A closer look at the UEBA framework deployed by GRID-India highlights its layered approach to behavioural threat detection and response. Behaviour profiling and baseline modelling that were built using unsupervised learning algorithms can help define normal user patterns, which allow the system to flag deviations indicative of potential threats. For real-time anomaly detection, models such as isolation forests, autoencoders and LSTM networks are used to track temporal anomalies. Through peer group analysis, UEBA clusters users with similar operational roles to identify outliers, while AI-driven dynamic risk scoring aids security analysts in prioritising high-risk incidents. Predictive modelling supports insider threat detection by identifying long-term behavioural drift or misuse patterns. Additionally, the integration of UEBA with SOAR platforms enables automated threat response workflows, significantly reducing response time and limiting damage.

The way forward: From pilot projects to operations

As AI applications in grid operations move from pilot projects to operational practice, the early results have demonstrated measurable improvements in efficiency, reliability and security. The broader AI toolkit already in place includes ML for forecasting and classification, deep learning for non-linear patterns and complex datasets, reinforcement learning for adaptive grid control and NLP for parsing unstructured data such as incident logs. These tools have helped streamline grid performance, manage variability and reduce operational costs. The perceived advantages of AI in grid operations are multifold. This includes optimisation of grid performance, variability from renewable energy sources is better managed and operator workloads are reduced through automation. Security posture has improved through proactive intrusion detection. Most importantly, decision-making across operational teams is now increasingly based on real-time data and machine intelligence.
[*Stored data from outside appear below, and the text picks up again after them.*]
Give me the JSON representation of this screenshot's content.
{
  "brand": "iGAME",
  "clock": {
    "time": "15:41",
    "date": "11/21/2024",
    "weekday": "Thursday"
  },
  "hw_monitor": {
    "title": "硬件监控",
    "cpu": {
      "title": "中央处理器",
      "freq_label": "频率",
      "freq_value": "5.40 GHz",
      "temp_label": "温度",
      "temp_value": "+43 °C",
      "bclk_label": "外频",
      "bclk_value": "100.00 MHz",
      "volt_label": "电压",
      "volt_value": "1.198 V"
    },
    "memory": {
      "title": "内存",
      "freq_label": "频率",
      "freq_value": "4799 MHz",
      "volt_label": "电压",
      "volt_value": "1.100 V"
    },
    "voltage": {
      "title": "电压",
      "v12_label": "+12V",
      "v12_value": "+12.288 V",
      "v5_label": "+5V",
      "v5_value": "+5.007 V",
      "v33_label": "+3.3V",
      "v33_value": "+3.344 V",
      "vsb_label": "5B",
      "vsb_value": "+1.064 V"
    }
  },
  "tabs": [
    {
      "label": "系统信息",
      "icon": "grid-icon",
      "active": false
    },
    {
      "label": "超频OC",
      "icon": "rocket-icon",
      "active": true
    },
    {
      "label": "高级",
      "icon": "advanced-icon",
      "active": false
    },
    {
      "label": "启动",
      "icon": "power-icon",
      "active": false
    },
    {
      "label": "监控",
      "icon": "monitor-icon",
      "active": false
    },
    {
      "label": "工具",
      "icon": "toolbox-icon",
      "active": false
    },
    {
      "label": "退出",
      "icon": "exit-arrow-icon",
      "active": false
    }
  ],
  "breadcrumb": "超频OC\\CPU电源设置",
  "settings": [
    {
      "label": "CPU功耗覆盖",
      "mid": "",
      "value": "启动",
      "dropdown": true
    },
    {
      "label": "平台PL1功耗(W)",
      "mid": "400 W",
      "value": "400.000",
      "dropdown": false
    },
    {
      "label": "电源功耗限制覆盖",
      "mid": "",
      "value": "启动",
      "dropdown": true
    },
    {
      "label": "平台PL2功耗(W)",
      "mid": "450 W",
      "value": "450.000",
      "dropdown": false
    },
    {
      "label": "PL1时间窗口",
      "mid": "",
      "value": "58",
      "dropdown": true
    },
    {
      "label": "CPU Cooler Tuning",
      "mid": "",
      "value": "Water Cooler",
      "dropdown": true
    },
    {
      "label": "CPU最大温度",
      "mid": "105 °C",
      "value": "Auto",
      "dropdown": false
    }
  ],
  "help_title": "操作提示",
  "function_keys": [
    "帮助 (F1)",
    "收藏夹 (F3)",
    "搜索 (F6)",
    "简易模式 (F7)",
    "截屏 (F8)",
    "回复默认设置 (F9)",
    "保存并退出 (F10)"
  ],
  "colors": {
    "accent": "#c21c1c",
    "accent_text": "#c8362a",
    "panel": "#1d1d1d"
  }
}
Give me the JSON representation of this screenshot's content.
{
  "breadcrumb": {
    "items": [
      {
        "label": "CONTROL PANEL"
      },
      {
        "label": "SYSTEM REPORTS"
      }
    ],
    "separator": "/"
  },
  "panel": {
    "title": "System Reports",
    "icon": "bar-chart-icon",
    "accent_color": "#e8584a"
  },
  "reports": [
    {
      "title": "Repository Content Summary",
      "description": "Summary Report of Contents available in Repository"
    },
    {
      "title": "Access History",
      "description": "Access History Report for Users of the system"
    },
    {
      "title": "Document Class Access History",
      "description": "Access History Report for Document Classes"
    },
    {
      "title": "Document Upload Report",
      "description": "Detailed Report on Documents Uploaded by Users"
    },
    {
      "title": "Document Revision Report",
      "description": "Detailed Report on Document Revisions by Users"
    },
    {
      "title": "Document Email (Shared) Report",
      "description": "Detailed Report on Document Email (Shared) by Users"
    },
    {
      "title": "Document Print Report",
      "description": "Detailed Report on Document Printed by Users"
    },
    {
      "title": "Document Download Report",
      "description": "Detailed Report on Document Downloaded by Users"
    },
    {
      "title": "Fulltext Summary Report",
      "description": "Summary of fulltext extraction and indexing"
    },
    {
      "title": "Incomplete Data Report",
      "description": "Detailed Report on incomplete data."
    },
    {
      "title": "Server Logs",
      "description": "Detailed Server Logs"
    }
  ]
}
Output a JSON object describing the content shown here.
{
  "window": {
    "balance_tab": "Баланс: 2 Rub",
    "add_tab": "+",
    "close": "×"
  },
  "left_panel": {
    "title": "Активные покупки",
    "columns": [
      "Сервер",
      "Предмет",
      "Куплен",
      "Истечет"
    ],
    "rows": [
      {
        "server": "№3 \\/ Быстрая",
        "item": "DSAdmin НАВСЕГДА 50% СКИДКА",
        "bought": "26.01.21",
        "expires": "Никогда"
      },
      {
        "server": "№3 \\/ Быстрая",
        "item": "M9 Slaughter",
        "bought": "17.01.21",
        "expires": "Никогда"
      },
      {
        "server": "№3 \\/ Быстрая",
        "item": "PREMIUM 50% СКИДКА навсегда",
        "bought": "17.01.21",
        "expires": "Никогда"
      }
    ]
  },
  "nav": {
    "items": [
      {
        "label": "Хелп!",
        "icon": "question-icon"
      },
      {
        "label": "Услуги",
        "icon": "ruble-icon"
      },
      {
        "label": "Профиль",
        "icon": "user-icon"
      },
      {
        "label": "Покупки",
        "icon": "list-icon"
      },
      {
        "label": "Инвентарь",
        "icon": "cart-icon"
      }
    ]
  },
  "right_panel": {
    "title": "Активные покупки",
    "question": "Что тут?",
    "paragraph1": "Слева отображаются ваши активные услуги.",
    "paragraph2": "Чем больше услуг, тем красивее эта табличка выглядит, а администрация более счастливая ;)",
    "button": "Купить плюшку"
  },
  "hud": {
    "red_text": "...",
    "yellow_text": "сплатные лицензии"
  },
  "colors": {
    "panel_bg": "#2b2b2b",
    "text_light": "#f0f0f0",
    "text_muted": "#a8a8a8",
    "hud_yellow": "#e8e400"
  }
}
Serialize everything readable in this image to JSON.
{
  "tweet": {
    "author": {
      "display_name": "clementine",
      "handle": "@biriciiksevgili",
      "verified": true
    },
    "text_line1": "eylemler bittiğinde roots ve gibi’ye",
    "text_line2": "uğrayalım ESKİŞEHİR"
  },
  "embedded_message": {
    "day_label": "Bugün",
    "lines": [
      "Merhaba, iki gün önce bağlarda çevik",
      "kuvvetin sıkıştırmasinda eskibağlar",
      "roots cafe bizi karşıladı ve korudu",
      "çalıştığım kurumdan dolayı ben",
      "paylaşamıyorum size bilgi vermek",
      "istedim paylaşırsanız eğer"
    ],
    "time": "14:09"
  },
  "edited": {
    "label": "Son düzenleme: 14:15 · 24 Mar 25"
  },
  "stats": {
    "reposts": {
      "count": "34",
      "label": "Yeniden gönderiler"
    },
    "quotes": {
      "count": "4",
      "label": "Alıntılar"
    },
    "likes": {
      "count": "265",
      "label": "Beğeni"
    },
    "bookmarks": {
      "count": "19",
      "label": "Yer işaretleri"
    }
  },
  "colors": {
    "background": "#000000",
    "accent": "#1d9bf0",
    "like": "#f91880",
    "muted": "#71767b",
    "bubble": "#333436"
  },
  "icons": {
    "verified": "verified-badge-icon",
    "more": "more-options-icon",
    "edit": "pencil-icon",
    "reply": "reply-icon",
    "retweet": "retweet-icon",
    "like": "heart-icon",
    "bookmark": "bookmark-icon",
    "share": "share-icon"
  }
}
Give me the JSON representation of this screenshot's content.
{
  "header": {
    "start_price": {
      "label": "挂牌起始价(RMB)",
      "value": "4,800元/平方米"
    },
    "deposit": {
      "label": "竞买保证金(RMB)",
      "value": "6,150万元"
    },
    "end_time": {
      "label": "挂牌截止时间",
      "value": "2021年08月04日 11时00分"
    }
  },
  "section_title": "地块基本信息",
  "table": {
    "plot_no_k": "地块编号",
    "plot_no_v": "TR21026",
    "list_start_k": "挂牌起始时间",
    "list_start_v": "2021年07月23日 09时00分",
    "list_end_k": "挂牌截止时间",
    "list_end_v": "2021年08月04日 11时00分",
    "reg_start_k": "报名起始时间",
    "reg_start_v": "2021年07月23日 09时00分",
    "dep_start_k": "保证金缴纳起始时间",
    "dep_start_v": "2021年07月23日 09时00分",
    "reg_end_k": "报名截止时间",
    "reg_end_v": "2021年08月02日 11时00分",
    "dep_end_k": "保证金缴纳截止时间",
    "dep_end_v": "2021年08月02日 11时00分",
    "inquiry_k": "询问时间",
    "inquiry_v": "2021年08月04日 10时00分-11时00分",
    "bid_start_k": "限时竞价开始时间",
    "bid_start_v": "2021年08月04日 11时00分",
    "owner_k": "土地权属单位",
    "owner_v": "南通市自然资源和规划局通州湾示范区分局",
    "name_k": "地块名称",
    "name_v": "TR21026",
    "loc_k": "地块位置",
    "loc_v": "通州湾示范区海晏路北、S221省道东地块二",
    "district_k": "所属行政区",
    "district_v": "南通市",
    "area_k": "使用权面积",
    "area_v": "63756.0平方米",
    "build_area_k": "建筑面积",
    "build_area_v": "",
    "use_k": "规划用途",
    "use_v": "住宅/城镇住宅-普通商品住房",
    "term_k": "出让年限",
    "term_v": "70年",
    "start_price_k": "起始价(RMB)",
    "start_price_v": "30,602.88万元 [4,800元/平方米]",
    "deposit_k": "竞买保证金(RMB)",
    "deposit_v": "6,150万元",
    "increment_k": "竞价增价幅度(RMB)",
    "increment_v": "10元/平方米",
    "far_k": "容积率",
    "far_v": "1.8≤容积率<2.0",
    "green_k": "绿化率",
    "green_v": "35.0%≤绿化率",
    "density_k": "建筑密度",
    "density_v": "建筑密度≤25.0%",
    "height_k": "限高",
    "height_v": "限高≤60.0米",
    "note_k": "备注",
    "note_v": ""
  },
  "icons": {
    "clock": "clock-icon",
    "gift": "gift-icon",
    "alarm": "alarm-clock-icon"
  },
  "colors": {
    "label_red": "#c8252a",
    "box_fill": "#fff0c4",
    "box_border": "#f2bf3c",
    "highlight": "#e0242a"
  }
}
However, challenges remain. For instance, the quality and consistency of input data need continuous improvement. Model development requires domain expertise and technical depth, and integration with legacy infrastructure can be complex. Addressing these gaps will be essential to scale AI from niche applications to a universal layer in grid management.

Looking ahead, GRID-India plans on building an operational landscape, where AI not only supports human decision-making but also begins to enable semi-autonomous grid management. From dynamic resource despatch to self-healing fault detection and distributed asset coordination, the future grid should be shaped by systems that can learn, adapt and optimise in real time. As the share of renewable energy increases and as digitalisation is integrated into every layer of power sector operations, the adoption of AI is no longer optional. As the foundational capabilities are already in place, the task now is to institutionalise best practices, build internal capacity and scale proven models across the country’s power ecosystem.